O avanço de 0,4% do Produto Interno Bruto (PIB) brasileiro, no segundo trimestre, é uma surpresa positiva, mas aponta que dificuldades seguem no país, avalia Rafael Cagnin, economista-chefe do Instituto de Estudos para o Desenvolvimento Industrial (Iedi). Na entrevista a seguir, Cagnin cita sinais de alívio e de preocupação na economia brasileira.
Como avalia o desempenho da economia nacional no segundo trimestre?
A alta de 0,4% do PIB é uma surpresa positiva, mas não reverte o quadro de reação fraca e insuficiente para recompor tudo o que foi perdido na crise.
O que destaca no resultado?
O que puxou para cima foi a construção, que antes não dava sinais de recuperação. Essa melhora veio do segmento habitacional, da construção urbana, principalmente em grandes centros. Ao que parece, é uma reação muito concentrada em regiões maiores, focada em segmentos de faixa de renda mais elevada. O dado que surpreende, por causa da magnitude, é o da indústria de transformação, que cresceu 2%.
O que mais preocupa?
O consumo das famílias andou de lado (avanço de 0,3%). Está relacionado ao desemprego e ao trabalho informal, que gera vagas com rendimento incerto. O perfil dos empregos que estão sendo criados não ajuda a evolução do consumo e da economia como um todo. As linhas de juro a pessoas físicas no Brasil são exorbitantes. Isso também freia a demanda por bens de maior valor. O quadro talvez melhore um pouquinho com o novo ciclo de cortes na taxa Selic. O problema é que esse processo é lento.
A turbulência externa aumentou nos últimos meses. O quanto isso afeta a retomada da economia brasileira?

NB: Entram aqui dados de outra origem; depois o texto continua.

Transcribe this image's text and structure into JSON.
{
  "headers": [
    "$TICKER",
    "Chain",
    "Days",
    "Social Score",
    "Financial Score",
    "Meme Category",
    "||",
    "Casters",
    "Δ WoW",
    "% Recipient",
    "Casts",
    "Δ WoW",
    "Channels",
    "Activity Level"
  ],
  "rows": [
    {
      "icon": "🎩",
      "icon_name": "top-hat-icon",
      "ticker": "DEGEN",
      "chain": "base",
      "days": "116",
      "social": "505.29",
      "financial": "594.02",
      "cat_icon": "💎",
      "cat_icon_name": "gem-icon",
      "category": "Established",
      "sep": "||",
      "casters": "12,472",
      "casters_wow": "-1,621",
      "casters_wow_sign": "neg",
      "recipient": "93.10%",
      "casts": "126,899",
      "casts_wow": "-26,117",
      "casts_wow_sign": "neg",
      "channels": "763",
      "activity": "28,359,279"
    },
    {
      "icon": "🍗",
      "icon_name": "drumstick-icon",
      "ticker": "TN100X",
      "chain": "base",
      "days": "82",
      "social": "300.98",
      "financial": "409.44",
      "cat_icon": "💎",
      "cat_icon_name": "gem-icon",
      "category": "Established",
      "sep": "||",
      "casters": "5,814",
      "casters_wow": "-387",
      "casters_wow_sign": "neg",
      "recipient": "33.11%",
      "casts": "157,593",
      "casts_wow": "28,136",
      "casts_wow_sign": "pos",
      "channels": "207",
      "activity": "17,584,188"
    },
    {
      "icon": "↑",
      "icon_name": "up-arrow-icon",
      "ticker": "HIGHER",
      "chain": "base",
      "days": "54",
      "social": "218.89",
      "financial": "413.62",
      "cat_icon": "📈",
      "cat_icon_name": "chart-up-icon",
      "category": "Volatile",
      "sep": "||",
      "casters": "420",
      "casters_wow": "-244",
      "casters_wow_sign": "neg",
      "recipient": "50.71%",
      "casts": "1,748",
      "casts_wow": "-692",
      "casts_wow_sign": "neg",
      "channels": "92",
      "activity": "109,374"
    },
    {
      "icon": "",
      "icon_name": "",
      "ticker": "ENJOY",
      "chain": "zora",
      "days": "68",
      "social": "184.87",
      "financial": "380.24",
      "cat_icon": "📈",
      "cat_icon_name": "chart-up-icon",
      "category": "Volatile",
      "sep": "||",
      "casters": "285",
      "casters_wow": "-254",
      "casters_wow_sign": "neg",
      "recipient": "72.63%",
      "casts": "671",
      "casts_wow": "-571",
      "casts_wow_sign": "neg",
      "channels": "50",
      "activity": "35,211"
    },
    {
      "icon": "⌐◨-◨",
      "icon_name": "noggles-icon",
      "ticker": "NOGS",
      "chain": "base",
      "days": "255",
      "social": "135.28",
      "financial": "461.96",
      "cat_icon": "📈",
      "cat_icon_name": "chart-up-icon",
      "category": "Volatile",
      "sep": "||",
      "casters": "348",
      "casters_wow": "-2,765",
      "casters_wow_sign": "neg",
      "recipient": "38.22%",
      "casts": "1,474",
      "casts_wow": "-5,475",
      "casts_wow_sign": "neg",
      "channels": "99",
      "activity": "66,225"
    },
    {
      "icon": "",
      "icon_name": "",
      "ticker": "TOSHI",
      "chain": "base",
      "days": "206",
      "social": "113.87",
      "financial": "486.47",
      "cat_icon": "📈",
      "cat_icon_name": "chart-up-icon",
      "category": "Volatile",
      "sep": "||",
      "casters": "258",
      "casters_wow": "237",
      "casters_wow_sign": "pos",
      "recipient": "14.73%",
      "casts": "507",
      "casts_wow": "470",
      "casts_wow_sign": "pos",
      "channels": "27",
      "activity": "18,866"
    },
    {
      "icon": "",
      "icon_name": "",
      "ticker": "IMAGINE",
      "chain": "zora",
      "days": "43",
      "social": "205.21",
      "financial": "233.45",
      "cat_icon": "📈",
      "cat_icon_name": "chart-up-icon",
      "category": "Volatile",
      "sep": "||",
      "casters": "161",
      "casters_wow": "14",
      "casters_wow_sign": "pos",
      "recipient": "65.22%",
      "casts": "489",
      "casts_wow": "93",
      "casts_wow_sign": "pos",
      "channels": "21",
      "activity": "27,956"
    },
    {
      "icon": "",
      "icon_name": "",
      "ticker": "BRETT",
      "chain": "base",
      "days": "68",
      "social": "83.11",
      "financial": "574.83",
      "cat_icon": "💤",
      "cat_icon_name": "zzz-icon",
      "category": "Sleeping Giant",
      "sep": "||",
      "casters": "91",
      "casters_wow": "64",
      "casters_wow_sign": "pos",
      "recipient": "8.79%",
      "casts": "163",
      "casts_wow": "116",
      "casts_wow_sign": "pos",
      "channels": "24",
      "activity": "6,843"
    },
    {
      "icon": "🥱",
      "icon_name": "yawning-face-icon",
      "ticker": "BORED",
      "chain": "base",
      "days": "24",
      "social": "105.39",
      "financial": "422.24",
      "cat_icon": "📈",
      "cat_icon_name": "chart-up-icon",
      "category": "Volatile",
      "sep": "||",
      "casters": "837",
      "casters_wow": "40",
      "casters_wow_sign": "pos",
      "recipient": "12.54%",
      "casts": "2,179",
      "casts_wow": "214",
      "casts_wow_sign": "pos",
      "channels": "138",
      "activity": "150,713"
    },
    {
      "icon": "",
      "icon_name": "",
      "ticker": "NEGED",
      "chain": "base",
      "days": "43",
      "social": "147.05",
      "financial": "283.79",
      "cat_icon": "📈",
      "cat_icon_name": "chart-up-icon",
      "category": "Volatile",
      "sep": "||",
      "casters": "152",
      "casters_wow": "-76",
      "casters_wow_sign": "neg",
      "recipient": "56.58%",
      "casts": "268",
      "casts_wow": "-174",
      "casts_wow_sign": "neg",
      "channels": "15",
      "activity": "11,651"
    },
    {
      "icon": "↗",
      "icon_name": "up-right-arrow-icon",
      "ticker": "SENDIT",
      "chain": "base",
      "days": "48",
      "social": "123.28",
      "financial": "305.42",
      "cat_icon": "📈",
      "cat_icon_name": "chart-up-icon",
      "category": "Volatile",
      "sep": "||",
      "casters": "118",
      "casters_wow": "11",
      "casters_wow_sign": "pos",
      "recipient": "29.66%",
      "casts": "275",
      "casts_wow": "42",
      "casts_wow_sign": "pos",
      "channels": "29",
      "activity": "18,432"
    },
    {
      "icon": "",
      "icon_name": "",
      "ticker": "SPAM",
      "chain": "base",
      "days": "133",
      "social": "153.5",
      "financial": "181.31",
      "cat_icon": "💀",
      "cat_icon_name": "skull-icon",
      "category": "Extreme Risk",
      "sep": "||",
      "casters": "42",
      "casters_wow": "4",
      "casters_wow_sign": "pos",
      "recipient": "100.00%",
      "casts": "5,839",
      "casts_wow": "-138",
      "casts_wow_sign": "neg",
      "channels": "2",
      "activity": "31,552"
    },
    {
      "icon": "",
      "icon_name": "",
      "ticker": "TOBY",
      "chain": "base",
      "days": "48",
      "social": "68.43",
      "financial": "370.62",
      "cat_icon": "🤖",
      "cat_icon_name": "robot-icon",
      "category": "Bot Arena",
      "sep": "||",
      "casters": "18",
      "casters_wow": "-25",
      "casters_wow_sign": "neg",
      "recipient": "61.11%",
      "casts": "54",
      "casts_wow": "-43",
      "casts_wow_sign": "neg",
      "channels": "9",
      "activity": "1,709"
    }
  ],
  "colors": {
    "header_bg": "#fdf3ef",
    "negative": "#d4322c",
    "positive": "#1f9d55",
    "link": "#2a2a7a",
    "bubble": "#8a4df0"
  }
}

Tudo depende da gravidade do que vai acontecer. Por ora, há uma apreensão. O comércio internacional vem desacelerando. O Brasil, inclusive, protagoniza uma das tensões geopolíticas, na questão da Amazônia. O quadro faz com que não possamos contar com a demanda externa para acelerar nossa recuperação. É um fator preocupante.

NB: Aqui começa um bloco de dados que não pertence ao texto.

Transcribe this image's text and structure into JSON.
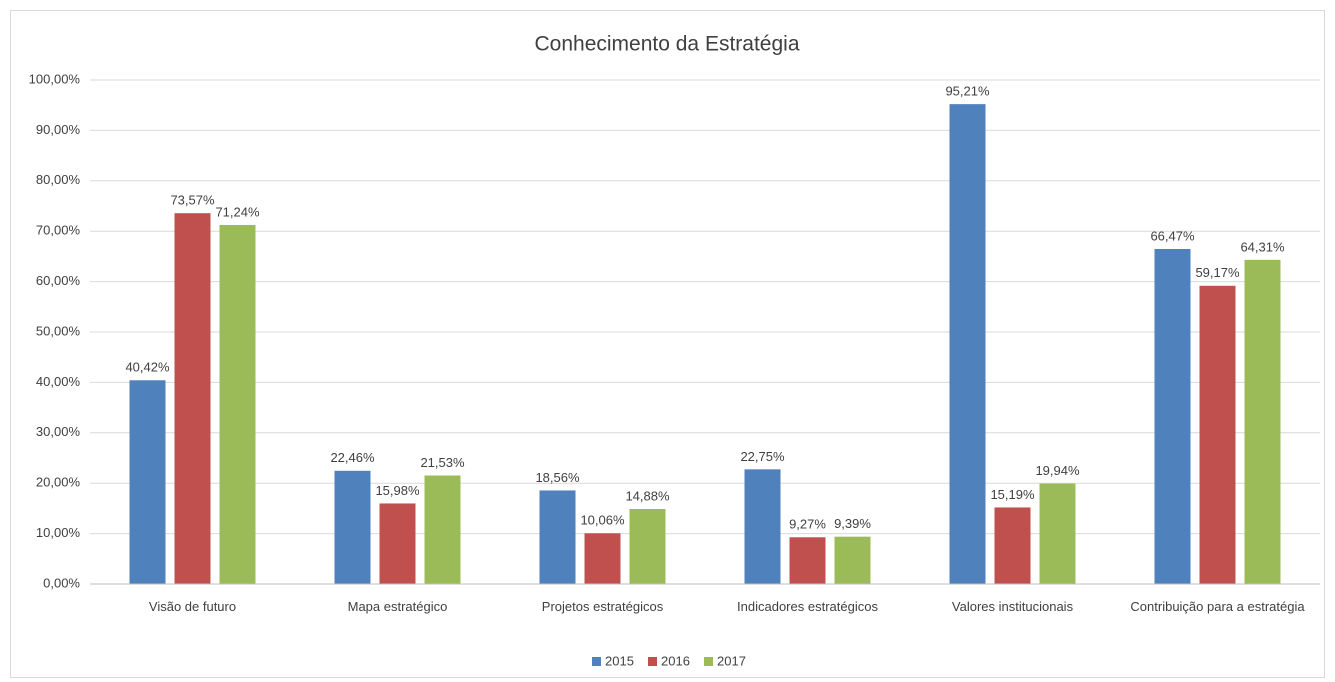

E quais são os impactos da crise na Argentina?
Prejudica muito a indústria. A Argentina é o principal parceiro do Brasil no comércio de produtos manufaturados, principalmente da cadeia automobilística. Toda a situação externa joga para o setor interno a responsabilidade de acelerar a recuperação da economia. Os investimentos de empresas em máquinas e equipamentos, medidos pelo indicador de formação bruta de capital fixo (FBCF), deram passo à frente no segundo trimestre (alta de 3,2%). Agora, é importante que não recuem. O ruído com o governo no setor externo não ajuda a criar ambiente mais propício para retomada consistente dos investimentos. Também é preciso ter linhas de crédito mais acessíveis no país. A aprovação da reforma da Previdência e a melhor comunicação do governo ajudariam a reduzir incertezas, mas não resolveriam toda a equação.
O que mais é necessário para que a retomada ganhe fôlego?
O país também precisa de investimentos em infraestrutura, com concessões à iniciativa privada e resgate de investimentos públicos. É preciso encontrar espaço no orçamento. Uma opção ao investimento público é usar parte dos recursos de privatizações para o término de obras que começaram e foram deixadas de lado. Essas obras gerariam demanda para muitos setores da economia e avanços em logística.